Snyder’s research project is integrated with a course in the Department of Food Science, in which undergraduates are given problems submitted by FVC community partners. The capstone course is supported by a 2015 Engaged Cornell Curriculum Grant.
• Urshila Sriram, nutrition, is investigating the impact and effectiveness of civic engagement initiatives on reducing rural health disparities among midlife and older women.
In partnership with Montana State University Extension and Bassett Research Institute in Cooperstown, New York, her study will focus on engaging residents from eight rural communities in creating positive environmental changes, and overcoming such barriers as geographic isolation and limited access to nutritious foods and physical activity resources.

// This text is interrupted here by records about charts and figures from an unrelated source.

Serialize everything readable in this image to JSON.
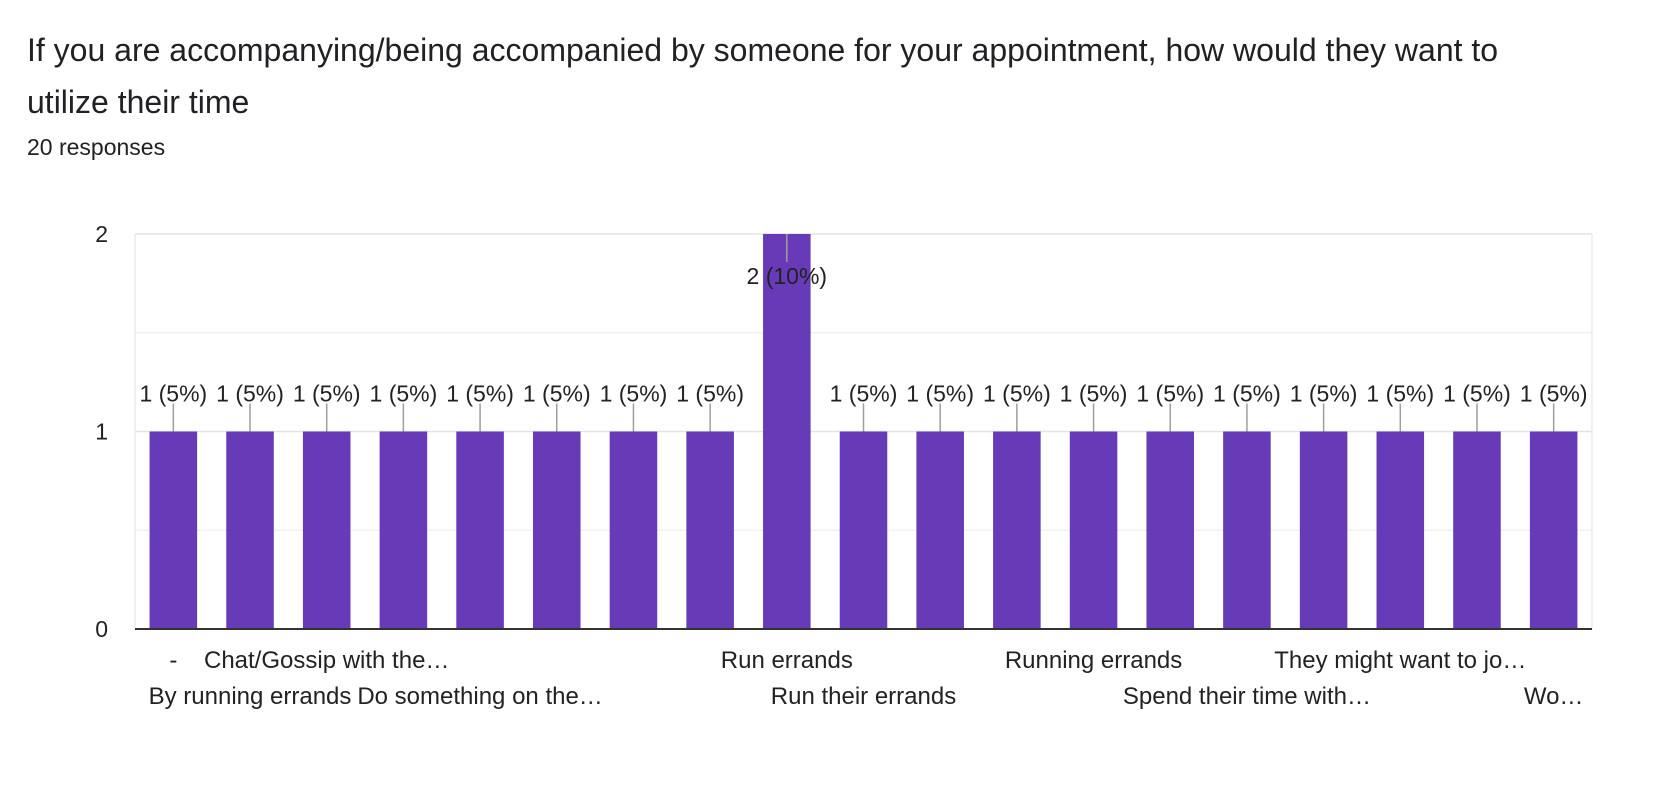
{
  "header": {
    "question": "If you are accompanying/being accompanied by someone for your appointment, how would they want to utilize their time",
    "responses": "20 responses"
  },
  "colors": {
    "bar": "#673ab7",
    "grid": "#e6e6e6",
    "axis": "#333333",
    "text": "#222222"
  },
  "chart_data": {
    "type": "bar",
    "title": "",
    "xlabel": "",
    "ylabel": "",
    "ylim": [
      0,
      2
    ],
    "yticks": [
      0,
      1,
      2
    ],
    "grid": true,
    "categories": [
      "-",
      "By running errands",
      "Chat/Gossip with the…",
      "",
      "Do something on the…",
      "",
      "",
      "",
      "Run errands",
      "Run their errands",
      "",
      "",
      "Running errands",
      "",
      "Spend their time with…",
      "",
      "They might want to jo…",
      "",
      "Wo…"
    ],
    "values": [
      1,
      1,
      1,
      1,
      1,
      1,
      1,
      1,
      2,
      1,
      1,
      1,
      1,
      1,
      1,
      1,
      1,
      1,
      1
    ],
    "data_labels": [
      "1 (5%)",
      "1 (5%)",
      "1 (5%)",
      "1 (5%)",
      "1 (5%)",
      "1 (5%)",
      "1 (5%)",
      "1 (5%)",
      "2 (10%)",
      "1 (5%)",
      "1 (5%)",
      "1 (5%)",
      "1 (5%)",
      "1 (5%)",
      "1 (5%)",
      "1 (5%)",
      "1 (5%)",
      "1 (5%)",
      "1 (5%)"
    ]
  }
}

The results will be shared with researchers and practitioners nationwide as well as community leaders and project participants.

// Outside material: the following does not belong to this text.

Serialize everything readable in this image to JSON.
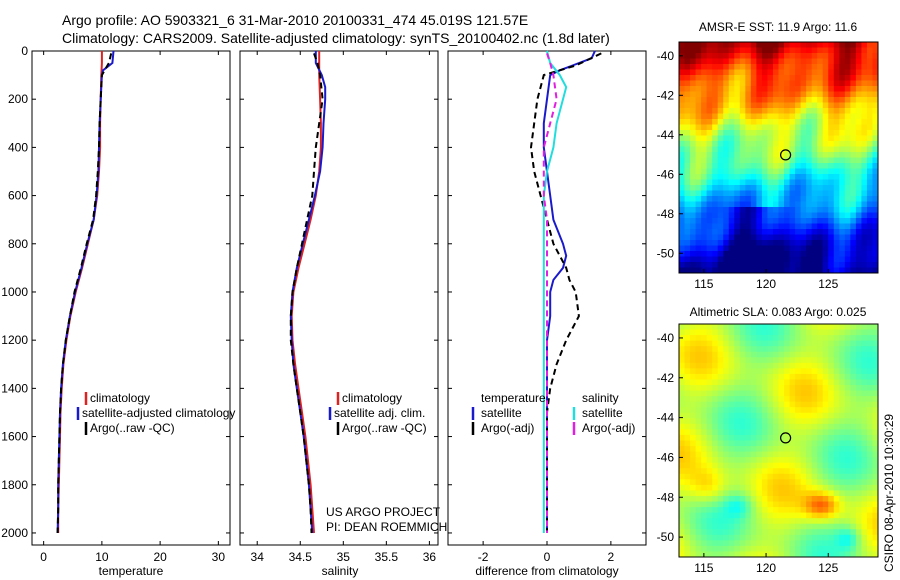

• Gaurav Inder Singh Toor, government, is investigating a method to improve inter-ethnic tolerance through engagement in a volatile slum in Kenya, where people of different ethnicities coexist but lack meaningful contact.
His research includes a randomized control trial of “varying the ethnic identity of a social worker coming in meaningful contact with low tolerance individuals,” he says. By leveraging the tendency of survey respondents to bias their answers to those not like them, Toor wants to determine whether the survey experience itself can “influence attitudes positively over repeated interactions since there is a benefit to such contact.” His dissertation is intended “to inform theoretical gaps in the social sciences on ethnic relations.”
• Amy Vasquez ’05, DVM ’09, is researching mastitis (inflammation or infection of the mammary gland) in dairy cows for her doctorate in comparative biomedical sciences.
Her research seeks ways for dairy farmers to judiciously use antibiotics and alternative methods to treat mastitis and reduce economic losses from discarded milk, reduced production, treatment and other costs. Partnering with farmers in New York state and allied agribusinesses in a trial with 600 dairy cows, her study will develop, evaluate and implement an alternative antibiotic therapy for use on farms. Vasquez also will make recommendations based on the research findings and develop an outreach plan to communicate the results to the commercial dairy industry.